We have an old C++ program that would require a statistical function to be implemented. This would be a part of maximum likelihood estimator program. The function implementation is to be written with C++ and the use of already existing libraries like GSL would be beneficial although not mandatory. The program should run on a Linux server and it ought to be fast since this is the core function of the program. So, optimization is required.
## Deliverables
Function definition:
Let's assume infinite universe of different colored units. The number of colors is N. We know the proportional frequencies of the different colored units and that information is stored in the vector "freqs". The length of the "freqs" is N and its each element signifies the proportional frequency of certain color among all of the different colored units in the universe. The sum of all elements in the vector "freqs" would be 1.
Lets assume we have drawn randomly K amount of units from the universe. The amount of units having different colors are stored in the vector "counts" separated by colors (the colors have the same order as in "freqs"). The length of "counts" is also N and the sum of its elements is K.

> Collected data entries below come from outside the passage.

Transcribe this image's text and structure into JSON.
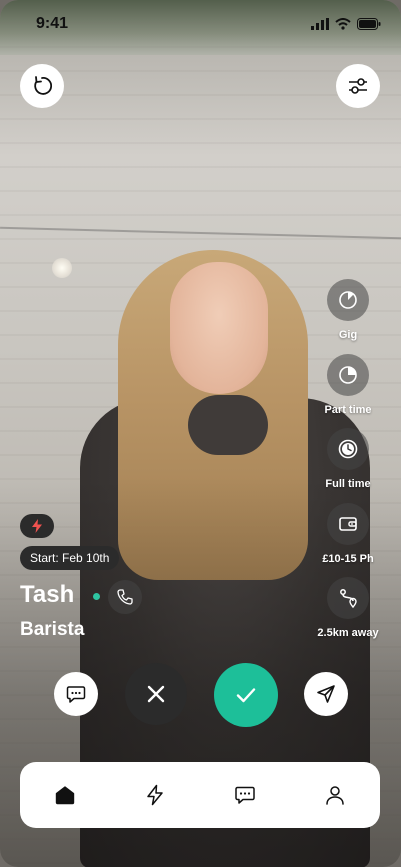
{
  "status_bar": {
    "time": "9:41"
  },
  "top_actions": {
    "reload_icon": "reload-icon",
    "filters_icon": "sliders-icon"
  },
  "rail": [
    {
      "label": "Gig",
      "icon": "gig-clock-icon"
    },
    {
      "label": "Part time",
      "icon": "part-time-clock-icon"
    },
    {
      "label": "Full time",
      "icon": "full-time-clock-icon"
    },
    {
      "label": "£10-15 Ph",
      "icon": "wallet-icon"
    },
    {
      "label": "2.5km away",
      "icon": "route-icon"
    }
  ],
  "profile": {
    "badge_icon": "bolt-icon",
    "start": "Start: Feb 10th",
    "name": "Tash",
    "online": true,
    "role": "Barista"
  },
  "actions": [
    "chat-icon",
    "close-icon",
    "check-icon",
    "send-icon"
  ],
  "colors": {
    "accent": "#1dbf99",
    "dark": "#2b2b2b",
    "online": "#2ec4a1",
    "badge_bolt": "#f0524f"
  },
  "nav": [
    "home-icon",
    "bolt-icon",
    "chat-icon",
    "profile-icon"
  ]
}
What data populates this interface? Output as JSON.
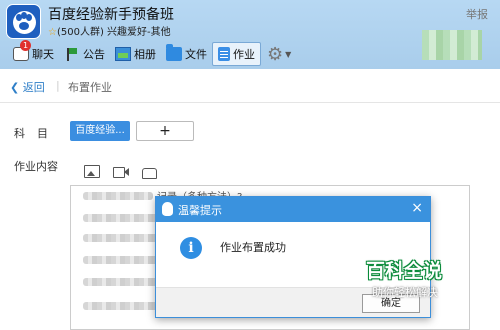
{
  "window": {
    "title": "百度经验新手预备班",
    "subtitle": "(500人群) 兴趣爱好-其他",
    "report": "举报"
  },
  "tabs": [
    {
      "label": "聊天",
      "icon": "chat-icon",
      "badge": "1"
    },
    {
      "label": "公告",
      "icon": "flag-icon"
    },
    {
      "label": "相册",
      "icon": "photo-icon"
    },
    {
      "label": "文件",
      "icon": "folder-icon"
    },
    {
      "label": "作业",
      "icon": "homework-icon",
      "active": true
    }
  ],
  "nav": {
    "back": "返回",
    "separator": "|",
    "crumb": "布置作业"
  },
  "form": {
    "subject_label": "科目",
    "subject_chip": "百度经验...",
    "add_label": "+",
    "content_label": "作业内容",
    "content_visible_text": "记录（多种方法）?"
  },
  "dialog": {
    "title": "温馨提示",
    "close": "×",
    "info_glyph": "i",
    "message": "作业布置成功",
    "ok_label": "确定"
  },
  "watermark": {
    "main": "百科全说",
    "sub": "助你轻松解决"
  },
  "colors": {
    "accent": "#3a92de",
    "header_bg": "#b7d8f3",
    "chip_bg": "#3b8ee0",
    "badge": "#e0322e"
  }
}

p_counts = what is the frequency when drawing K units from the universe described by "freqs" you will get different colored units exactly the amount that "counts" depicted.
I assume this is best done using multinomial distribution...
Is there a function in Gnu Scientific Library for this, could GSL be used?
Further ideas and improvements are most welcome.
*/ double p_counts(std::vector<double> freqs, std::vector<size_t> counts);
/* IMPLEMENTATION */ double p_counts(std::vector<double> freqs, std::vector<size_t> counts) { }